Auch hinterm Steuer wird mehr Komfort geboten, der Grammer-Fahrersitz aus der Grundausstattung reicht in den meisten Fällen. Unser Tipp: Vor dem Kauf probesitzen, der Hersteller bietet hier ein ganzes Sortiment. Das Comfort-Plus-Cockpit lockt Chauffeure mit feinem Lederlenkrad, elektrischen Dachluken und dem neuen Coach-Media-System. Der längere Zweiachser hat auch alle Sicherheitssysteme an Bord, der neue Tourismo kann neuerdings mit allen verfügbaren Assistenten – auch mit dem ABA 4-Notbremsassistenten – zum Safety-Coach hochgerüstet werden. Sie stehen auf der Optionsliste, man muss sie also extra bezahlen.

Das viel gepriesene LED-Licht bleibt dem Tourismo noch verwehrt. Er trägt ja die Bi-Xenon-Scheinwerfer der schweren Actros-LKW – erst wenn der LED-Scheinwerfer bekommt, werden sie auch für den Tourismo angeboten. Und noch ein paar Kleinigkeiten haben wir uns notiert: Das nicht ganz billige Navigationsgerät hat nicht wunschgemäß funktioniert. Und die Ecoroll-Funktion lässt den Tourismo nur im PPC-Tempomat-Betrieb segeln, nicht aber, wenn man mit dem Pedal fährt. Doch die Test-Begleiter beruhigen: „Es sind ja noch sehr frühe Fahrzeuge.
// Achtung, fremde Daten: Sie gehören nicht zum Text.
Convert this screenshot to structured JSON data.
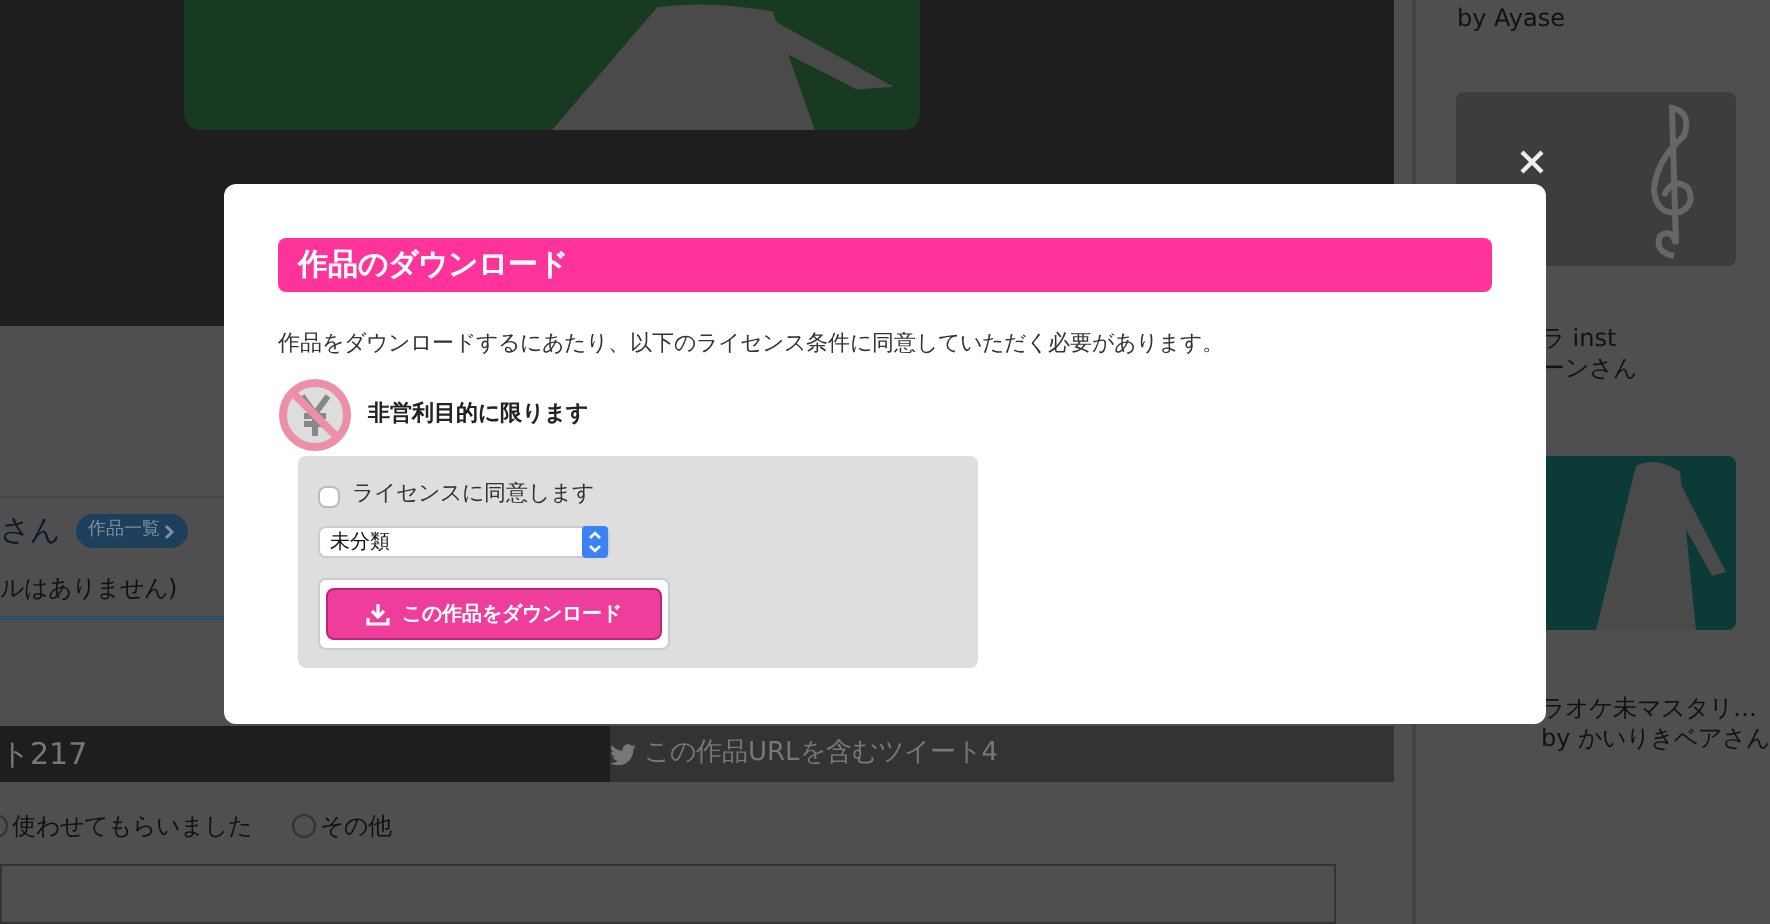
{
  "page": {
    "author_suffix": "さん",
    "works_badge": "作品一覧",
    "note": "ルはありません)",
    "share_bar": {
      "count_text": "ト217",
      "tweet_text": "この作品URLを含むツイート4"
    },
    "usage_options": [
      {
        "label": "使わせてもらいました",
        "selected": false
      },
      {
        "label": "その他",
        "selected": false
      }
    ]
  },
  "sidebar": {
    "top_caption": "by Ayase",
    "items": [
      {
        "kind": "clef",
        "title": "ラ inst",
        "author": "ーンさん"
      },
      {
        "kind": "picture",
        "title": "ラオケ未マスタリ…",
        "author": "by かいりきベアさん"
      }
    ]
  },
  "modal": {
    "title": "作品のダウンロード",
    "description": "作品をダウンロードするにあたり、以下のライセンス条件に同意していただく必要があります。",
    "license_label": "非営利目的に限ります",
    "agree": {
      "label": "ライセンスに同意します",
      "checked": false
    },
    "category": {
      "value": "未分類"
    },
    "download_button": "この作品をダウンロード"
  }
}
Technisch wird da und dort nachgebessert“. Der Tourismo hat noch etwas Luft nach oben, wir bleiben jedenfalls am Ball.

Unter dem Strich
Der erste Auftritt hat überzeugt, der neue Tourismo ist modern, aber bodenständig. Kein Überflieger mit verwegenen Technologien, aber genau deshalb trifft er den Geschmack und die Anforderungen der Kunden. Mit der Einstiegsmotorisierung ist der nutzlaststarke Zweiachser ein Fall für kürzere Distanzen und einfache Topografien, einer für die Pflicht und weniger für die Kür. Dann freilich mit Powershift-Getriebe oder Ecolife-Getriebe, das gut funktionierende Handschaltgetriebe lässt sich besser mit dem großen Motor kombinieren. Effizienter aber ist das automatisierte Achtganggetriebe, das im langen M-Strich-Zwei-Tourismo eine gelungene Vorstellung gibt. Der empfiehlt sich nachdrücklich für die Fernlinie, auch wenn wir da und dort noch ein wenig Handlungsbedarf sehen.